ECON7001 - Economics of Labour

This module is available in Term 1



The course provides a survey of theoretical and empirical aspects of modern labour economics. After providing some basic information about characteristics and trends in actual labour markets (concentrating on the UK, but providing international comparisons) the course analyses in some detail the supply side and the demand side of the labour market. These building blocks enable further analysis of special topics such relative wages, human capital, labour market discrimination and unemployment. The course provides applications, in the context of labour markets, of analytical concepts and empirical techniques taught in the core courses of the BSc Economics degree (and joint degrees).
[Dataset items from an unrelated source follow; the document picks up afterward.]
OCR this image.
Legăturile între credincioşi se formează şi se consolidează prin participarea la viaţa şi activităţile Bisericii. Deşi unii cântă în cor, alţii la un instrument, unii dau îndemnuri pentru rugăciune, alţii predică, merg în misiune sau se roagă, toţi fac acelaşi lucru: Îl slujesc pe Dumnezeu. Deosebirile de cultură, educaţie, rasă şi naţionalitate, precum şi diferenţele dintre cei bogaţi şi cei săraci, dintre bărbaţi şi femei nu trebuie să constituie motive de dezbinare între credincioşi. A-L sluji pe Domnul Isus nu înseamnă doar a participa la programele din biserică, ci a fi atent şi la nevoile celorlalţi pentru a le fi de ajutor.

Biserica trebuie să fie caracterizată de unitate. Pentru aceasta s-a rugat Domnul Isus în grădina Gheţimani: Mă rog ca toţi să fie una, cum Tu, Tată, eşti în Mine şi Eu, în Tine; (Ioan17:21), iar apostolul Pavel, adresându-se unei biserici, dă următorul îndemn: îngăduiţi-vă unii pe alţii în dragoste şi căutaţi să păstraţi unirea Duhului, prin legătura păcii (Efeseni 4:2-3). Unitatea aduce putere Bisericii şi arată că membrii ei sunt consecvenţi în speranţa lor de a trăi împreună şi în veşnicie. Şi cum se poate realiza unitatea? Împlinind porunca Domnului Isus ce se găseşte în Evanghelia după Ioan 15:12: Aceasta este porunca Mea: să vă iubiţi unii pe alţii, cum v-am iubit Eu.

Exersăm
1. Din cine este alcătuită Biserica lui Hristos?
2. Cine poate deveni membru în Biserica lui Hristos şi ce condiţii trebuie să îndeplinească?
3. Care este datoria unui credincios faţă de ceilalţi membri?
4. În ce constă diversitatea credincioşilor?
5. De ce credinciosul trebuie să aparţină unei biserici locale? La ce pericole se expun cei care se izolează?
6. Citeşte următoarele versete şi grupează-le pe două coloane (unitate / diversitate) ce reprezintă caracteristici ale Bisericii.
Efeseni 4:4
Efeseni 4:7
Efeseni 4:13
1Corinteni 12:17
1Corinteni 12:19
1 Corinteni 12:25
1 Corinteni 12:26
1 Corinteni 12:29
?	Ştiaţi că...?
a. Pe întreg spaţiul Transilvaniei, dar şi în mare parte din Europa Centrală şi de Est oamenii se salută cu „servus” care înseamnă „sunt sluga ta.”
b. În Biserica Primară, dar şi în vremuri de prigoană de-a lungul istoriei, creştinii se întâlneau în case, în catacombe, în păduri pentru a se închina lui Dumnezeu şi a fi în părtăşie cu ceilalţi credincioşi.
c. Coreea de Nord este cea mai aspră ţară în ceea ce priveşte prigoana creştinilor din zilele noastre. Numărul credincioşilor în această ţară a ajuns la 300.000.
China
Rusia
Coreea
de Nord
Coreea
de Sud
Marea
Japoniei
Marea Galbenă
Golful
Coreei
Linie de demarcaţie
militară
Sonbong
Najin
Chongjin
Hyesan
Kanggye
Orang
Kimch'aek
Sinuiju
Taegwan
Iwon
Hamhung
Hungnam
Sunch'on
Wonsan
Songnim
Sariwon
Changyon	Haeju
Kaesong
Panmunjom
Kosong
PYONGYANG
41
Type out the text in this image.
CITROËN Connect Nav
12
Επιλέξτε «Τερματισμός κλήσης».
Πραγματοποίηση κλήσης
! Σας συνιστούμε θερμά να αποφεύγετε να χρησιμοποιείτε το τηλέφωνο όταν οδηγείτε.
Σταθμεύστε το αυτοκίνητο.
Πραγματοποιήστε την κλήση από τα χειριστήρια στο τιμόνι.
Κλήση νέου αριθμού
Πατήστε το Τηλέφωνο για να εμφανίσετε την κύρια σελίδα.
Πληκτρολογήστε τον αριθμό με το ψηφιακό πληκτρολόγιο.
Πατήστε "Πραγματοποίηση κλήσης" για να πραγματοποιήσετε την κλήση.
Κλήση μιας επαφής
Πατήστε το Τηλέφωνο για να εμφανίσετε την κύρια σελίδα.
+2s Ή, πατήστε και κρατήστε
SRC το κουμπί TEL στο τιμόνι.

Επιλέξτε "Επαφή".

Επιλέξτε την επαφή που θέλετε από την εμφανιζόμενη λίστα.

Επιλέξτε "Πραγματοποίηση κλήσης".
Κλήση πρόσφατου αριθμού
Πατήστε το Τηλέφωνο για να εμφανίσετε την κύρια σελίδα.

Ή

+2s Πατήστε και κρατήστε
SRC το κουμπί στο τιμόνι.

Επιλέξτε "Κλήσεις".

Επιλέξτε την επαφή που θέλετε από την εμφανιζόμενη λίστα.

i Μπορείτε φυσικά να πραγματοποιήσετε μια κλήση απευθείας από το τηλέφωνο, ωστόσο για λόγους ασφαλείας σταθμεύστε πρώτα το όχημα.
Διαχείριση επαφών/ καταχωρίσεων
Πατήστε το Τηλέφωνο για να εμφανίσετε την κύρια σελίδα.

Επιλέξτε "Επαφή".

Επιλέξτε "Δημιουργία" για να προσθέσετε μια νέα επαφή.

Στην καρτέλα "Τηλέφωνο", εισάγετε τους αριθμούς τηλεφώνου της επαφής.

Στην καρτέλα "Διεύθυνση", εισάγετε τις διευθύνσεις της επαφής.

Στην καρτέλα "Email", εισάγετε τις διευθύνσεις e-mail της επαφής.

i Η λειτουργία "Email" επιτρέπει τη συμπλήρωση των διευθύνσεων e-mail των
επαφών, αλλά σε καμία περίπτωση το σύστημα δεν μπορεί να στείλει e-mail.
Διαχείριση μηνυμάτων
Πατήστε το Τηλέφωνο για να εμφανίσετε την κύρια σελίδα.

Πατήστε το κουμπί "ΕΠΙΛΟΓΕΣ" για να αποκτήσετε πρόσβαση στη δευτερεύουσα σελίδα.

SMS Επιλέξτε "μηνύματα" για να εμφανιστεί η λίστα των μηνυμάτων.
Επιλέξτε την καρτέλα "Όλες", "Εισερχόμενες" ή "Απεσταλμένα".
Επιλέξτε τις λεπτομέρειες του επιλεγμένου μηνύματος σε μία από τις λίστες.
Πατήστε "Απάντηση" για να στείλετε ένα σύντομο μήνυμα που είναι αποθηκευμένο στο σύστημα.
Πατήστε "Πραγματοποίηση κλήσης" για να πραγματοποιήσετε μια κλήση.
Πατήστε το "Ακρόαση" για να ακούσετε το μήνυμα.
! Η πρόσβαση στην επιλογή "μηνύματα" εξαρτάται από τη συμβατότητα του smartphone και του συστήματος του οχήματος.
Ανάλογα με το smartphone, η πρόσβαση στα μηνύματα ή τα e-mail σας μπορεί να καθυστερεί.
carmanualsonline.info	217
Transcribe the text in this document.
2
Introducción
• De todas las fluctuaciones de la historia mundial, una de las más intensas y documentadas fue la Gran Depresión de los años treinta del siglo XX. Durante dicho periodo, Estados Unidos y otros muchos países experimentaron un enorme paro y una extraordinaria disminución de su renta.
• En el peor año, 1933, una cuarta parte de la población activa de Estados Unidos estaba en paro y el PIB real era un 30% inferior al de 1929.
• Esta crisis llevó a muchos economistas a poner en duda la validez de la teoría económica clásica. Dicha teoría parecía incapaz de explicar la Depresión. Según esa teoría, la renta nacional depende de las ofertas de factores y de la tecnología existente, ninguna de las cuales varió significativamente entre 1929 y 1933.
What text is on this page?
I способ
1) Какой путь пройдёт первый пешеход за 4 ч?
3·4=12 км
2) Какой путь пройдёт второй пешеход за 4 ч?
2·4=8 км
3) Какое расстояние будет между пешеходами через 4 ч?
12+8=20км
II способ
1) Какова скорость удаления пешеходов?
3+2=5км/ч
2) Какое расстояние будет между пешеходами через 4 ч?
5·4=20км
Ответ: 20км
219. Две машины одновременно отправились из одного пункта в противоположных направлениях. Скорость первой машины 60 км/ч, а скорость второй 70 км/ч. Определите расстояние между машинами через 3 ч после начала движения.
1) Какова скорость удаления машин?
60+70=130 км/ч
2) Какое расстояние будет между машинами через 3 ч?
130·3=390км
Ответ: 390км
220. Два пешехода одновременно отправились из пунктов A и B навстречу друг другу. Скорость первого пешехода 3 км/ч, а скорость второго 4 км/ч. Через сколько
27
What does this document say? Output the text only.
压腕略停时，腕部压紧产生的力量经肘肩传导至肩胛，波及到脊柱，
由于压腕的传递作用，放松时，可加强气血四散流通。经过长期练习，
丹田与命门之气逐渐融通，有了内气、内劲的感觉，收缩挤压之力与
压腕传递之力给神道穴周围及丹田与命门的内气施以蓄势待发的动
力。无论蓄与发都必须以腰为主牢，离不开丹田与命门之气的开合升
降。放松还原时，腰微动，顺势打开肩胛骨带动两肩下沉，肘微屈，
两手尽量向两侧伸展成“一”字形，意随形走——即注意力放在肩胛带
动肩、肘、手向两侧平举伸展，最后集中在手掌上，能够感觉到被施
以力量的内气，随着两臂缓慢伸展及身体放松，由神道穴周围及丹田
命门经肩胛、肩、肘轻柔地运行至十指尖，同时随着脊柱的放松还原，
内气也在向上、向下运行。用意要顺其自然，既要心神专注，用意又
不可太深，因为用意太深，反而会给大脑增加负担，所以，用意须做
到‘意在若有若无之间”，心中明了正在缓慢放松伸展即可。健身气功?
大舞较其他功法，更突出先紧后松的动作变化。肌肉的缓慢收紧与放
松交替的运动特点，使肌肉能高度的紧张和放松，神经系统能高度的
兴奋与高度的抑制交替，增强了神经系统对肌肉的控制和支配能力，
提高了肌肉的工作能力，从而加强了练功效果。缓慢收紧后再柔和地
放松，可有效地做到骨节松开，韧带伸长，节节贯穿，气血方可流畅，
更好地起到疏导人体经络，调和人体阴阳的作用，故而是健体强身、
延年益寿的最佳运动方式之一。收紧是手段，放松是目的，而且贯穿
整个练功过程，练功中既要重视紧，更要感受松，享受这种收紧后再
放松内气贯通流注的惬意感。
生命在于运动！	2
After completing the module students should be able to:

  • Describe some of the main characteristics of, and recent developments in, labour markets of OECD-type economies
  • Apply basic optimisation techniques to solve stylised problems relating to labour markets
  • Critically evaluate empirical findings relating to major research areas such as labour supply, employers’ adjustments to changing demand, returns to education, unemployment, etc.
Taught by:
Donald Verry
Assessment: There are 10 2-hour lectures. Each student also has 4 compulsory tutorial classes, run as structured discussions, and is required to submit 2 essays. Assessment is by final unseen 2-hour examination in Term 3. Affiliate students leaving in December will take a 2-hour written examination set up by the Department at the end of Term 1.
Suitable for:
2nd / 3rd year Economics (L100), 3rd year Econ/Stats (LG13) and Phil/Econ (VL51) students.
Prerequisites: ECON1001: Economics and ECON 1002: Applied Economics (or equivalents).